The film’s original German title, Every Man for Himself and God Against All, directly casts Hauser as a touchstone that reveals the miserable lot of man and the specific agonies of one who dared disturb the universe. Hauser’s journey from dark cave to confusing civilization is the same one all of us take and we all end in the caravan Hauser sees in a dream. There are days when none of it makes any sense and we are reminded of what Herzog says in one of his later films: “I believe the common denominator of the universe is not harmony, but chaos, hostility and murder.” Yet our being moved by Kaspar’s story—and by art in general—at least signals that Herzog might be generalizing. The coroners can’t see what we do, and perhaps our vision of Hauser is more accurate than theirs. Herzog’s certainly is.

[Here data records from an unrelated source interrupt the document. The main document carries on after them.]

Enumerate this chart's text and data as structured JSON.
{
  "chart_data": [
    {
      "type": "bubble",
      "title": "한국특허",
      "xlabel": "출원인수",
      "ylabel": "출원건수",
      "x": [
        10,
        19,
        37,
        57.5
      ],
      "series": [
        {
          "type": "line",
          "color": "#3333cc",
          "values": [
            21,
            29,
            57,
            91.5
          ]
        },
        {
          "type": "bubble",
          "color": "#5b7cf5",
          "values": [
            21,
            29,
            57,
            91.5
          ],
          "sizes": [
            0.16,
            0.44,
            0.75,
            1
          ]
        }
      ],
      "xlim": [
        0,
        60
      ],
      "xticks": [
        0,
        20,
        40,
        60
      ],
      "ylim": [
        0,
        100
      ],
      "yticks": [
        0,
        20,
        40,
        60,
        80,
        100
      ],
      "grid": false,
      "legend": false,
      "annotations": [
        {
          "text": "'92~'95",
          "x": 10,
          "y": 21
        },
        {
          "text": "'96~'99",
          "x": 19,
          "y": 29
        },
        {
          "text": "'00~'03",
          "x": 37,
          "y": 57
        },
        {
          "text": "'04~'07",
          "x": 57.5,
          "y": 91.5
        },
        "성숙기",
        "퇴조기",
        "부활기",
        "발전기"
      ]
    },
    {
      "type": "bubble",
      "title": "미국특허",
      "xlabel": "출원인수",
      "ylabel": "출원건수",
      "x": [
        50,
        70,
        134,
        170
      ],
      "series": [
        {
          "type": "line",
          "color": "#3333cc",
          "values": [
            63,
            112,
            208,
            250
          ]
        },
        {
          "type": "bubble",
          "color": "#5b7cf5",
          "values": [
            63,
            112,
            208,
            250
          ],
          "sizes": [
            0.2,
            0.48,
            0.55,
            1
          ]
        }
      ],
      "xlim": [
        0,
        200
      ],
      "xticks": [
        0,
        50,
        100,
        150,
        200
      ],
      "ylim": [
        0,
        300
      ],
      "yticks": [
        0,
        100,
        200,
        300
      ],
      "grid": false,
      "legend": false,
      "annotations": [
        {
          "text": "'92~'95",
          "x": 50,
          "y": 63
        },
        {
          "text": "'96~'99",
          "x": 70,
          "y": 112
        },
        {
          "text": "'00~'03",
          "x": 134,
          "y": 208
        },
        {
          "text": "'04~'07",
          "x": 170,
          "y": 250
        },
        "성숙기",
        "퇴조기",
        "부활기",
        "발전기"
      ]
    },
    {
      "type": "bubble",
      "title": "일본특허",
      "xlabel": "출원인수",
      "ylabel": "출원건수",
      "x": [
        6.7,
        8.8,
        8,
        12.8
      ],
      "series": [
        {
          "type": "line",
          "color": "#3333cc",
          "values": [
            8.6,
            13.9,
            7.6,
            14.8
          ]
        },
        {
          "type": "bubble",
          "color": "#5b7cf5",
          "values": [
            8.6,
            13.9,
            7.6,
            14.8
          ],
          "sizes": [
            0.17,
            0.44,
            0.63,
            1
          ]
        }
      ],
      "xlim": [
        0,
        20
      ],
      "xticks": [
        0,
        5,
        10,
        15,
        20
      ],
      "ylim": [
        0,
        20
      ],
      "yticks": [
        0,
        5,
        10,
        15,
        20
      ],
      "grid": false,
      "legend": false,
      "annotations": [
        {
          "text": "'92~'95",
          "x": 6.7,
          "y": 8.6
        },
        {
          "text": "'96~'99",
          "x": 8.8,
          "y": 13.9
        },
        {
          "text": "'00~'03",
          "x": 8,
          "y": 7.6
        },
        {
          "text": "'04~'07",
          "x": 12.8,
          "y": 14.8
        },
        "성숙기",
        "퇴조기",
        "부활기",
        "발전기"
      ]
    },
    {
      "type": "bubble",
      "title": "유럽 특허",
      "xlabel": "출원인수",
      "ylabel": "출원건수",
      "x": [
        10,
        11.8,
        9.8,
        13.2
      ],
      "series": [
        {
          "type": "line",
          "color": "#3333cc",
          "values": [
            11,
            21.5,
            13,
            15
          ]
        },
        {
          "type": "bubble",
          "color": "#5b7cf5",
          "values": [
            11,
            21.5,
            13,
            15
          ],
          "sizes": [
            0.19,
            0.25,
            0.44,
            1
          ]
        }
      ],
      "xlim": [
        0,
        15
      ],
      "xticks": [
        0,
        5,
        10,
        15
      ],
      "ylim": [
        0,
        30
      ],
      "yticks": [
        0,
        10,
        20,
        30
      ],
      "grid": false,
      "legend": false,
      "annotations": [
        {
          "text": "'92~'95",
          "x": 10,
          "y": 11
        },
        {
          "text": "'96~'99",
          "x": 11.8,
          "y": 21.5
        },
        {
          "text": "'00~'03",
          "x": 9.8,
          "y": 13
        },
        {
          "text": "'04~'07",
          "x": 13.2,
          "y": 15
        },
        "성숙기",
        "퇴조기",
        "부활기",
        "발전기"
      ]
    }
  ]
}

You can find this week’s episode of Fifteen-Minute Film Fanatics in which we discuss The Enigma of Kaspar Hauser wherever you get podcasts. Please subscribe to the show and consider leaving a review on Apple Podcasts or Spotify.
Vladimir Nabokov, “The Leonardo” in A Russian Beauty and Other Stories (New York: McGraw-Hill 1973) 16, 18.
Paul Auster, The New York Trilogy (New York: Penguin 2006) 18-19.






Walking down Main Street of Lexington, while I was a student at the University of Kentucky, so this was probably 1983 or 84. I passed the Kentucky Theatre and glanced at the schedule. A film I had never heard of by a director I had never heard of was just about to start. But the title: Every Man for Himself and God Against All was my ticket in. I walked out of the theater after the movie wanting to know everything I could about Werner Herzog. I tried, unsuccessfully, to talk others into seeing the film. My description perhaps didn’t do the film justice. Perhaps they were like the physicians performing the autopsy.
This film sounds a lot like Jerzy Kosinski's novel Being There(film with Peter Sellers is great as well), have to wonder if he got his idea from this Hauser situation. All these references point to societal conditioning being the culprit in the war against truth, those that embody truth are often scorned and beaten down by society at large.